The acid-catalyzed rearrangement CH3Oo --> oCH2OH and its involvement in the dissociation of the methanol dimer radical cation; A Quid pro Quo reaction

Abstract

The barrier for the radical isomerization CH3Oo --> oCH2OH is calculated by CBS-QB3 to be 29.7 kcal mol-1 and lies higher (by 5.7 kcal mol-1) than the dissociation limit CH2O+Ho. Hence, CH3Oo does not isomerize to the more stable oCH2OH on its own. However, this barrier is reduced to 15.8 kcal mol-1 when the CH3Oo radical is coordinated with protonated methanol (CH3-Oo...H-O(H)-CH3+) and the CH3Oo -->oCH2OH rearrangement can now take place within the complex.
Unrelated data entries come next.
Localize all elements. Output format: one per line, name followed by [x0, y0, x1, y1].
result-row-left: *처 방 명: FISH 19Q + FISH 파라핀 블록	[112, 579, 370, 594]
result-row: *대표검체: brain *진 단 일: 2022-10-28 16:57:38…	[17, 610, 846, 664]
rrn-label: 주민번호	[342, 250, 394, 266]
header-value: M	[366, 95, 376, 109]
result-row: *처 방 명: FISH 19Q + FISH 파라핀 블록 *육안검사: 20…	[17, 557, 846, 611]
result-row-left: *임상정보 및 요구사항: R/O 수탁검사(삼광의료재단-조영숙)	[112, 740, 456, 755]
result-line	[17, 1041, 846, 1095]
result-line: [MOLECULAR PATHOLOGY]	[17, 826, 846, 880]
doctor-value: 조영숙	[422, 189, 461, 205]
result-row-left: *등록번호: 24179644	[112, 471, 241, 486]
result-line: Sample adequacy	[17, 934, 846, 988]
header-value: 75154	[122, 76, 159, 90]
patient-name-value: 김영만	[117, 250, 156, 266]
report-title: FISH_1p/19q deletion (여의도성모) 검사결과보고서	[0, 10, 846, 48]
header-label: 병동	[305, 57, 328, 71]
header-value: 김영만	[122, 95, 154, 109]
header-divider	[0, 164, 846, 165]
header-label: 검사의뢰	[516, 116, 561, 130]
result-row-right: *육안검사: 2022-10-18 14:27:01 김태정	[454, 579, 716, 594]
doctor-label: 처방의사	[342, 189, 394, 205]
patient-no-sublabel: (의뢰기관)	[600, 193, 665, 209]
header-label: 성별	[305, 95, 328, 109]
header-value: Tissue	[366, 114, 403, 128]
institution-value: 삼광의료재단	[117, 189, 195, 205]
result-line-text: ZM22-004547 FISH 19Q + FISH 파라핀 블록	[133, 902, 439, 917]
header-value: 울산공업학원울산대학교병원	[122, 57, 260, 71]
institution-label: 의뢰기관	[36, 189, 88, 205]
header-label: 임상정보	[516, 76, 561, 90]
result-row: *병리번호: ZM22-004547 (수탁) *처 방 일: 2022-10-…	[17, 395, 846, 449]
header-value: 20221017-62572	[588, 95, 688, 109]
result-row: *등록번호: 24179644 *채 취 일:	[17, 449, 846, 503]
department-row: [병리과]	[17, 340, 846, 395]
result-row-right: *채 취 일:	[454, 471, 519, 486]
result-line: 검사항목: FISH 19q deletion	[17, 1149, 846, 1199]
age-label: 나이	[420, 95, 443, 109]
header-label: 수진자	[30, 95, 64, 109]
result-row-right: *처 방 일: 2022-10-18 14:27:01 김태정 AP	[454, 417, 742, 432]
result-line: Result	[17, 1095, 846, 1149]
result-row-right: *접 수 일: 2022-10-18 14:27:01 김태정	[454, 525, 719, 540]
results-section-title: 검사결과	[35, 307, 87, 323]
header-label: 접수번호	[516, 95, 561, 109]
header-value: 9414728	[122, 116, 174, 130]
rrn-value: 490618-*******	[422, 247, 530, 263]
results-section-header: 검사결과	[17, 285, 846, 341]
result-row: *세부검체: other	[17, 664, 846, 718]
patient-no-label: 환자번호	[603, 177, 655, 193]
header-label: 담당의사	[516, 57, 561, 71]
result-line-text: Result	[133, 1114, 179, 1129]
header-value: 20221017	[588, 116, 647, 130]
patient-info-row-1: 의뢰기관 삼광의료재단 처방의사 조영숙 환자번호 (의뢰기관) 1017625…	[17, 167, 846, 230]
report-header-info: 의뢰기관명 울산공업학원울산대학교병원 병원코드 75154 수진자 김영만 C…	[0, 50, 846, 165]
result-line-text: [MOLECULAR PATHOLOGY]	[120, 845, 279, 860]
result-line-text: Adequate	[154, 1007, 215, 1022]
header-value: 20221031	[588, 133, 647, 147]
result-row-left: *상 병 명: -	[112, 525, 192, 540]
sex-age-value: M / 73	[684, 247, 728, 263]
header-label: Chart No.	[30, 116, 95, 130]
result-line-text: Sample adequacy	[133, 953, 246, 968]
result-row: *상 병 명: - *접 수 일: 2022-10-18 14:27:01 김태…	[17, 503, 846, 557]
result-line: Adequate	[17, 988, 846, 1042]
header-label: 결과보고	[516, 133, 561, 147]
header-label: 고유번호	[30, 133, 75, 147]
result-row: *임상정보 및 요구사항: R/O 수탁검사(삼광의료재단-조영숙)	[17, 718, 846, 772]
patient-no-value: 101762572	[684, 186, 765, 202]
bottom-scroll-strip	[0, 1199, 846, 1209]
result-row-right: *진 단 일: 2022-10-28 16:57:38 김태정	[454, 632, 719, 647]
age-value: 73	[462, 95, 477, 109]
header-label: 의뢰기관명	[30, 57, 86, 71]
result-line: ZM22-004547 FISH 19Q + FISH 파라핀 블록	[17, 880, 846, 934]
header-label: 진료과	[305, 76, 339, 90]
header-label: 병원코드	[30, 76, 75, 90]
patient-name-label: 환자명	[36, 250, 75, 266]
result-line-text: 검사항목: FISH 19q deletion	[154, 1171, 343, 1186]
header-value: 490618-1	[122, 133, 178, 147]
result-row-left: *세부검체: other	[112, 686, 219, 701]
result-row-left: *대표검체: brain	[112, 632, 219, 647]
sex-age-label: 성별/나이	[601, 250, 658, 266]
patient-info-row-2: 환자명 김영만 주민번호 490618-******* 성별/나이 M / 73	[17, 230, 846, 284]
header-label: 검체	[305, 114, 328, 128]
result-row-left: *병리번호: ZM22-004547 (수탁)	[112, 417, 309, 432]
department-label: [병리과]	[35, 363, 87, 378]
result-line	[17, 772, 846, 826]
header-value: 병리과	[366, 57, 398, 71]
This rearrangement, which results in the hydrogen-bridged radical cation oCH2-O(H)...H-O(H)-CH3+ can be viewed as an acid catalyzed rearrangement. The ion CH3-Oo...H-O(H)-CH3+ represents the most stable form of the methanol dimer radical cation. The ion oCH2-O(H)...H-O(H)-CH3+ can fragment directly to CH3OH2+ + oCH2OH or it can rearrange further to produce the hydrogen-bridged radical cation oCH2-O+(CH3)-H...OH2, which is the dimethylether ylid cation solvated by water. This species can dissociate to its components or tho CH2=O...H+...OH2+CH3o via an SN2 type reaction. Alternatively, oCH2-O+(CH3)-H...OH2 may undergo "proton-transport catalysis" to produce the complex ion CH3-O-CH3o+...OH2 which then dissociates. Our calculations confirm for the most part recent experimental findings on the methanol dimer radical cation [Y.-P. Tu, J.L. Holmes, J. Am. Chem. Soc. 112 (2000) 3695] but they also provide a different mechanism for the key isomerization reaction observed in that study.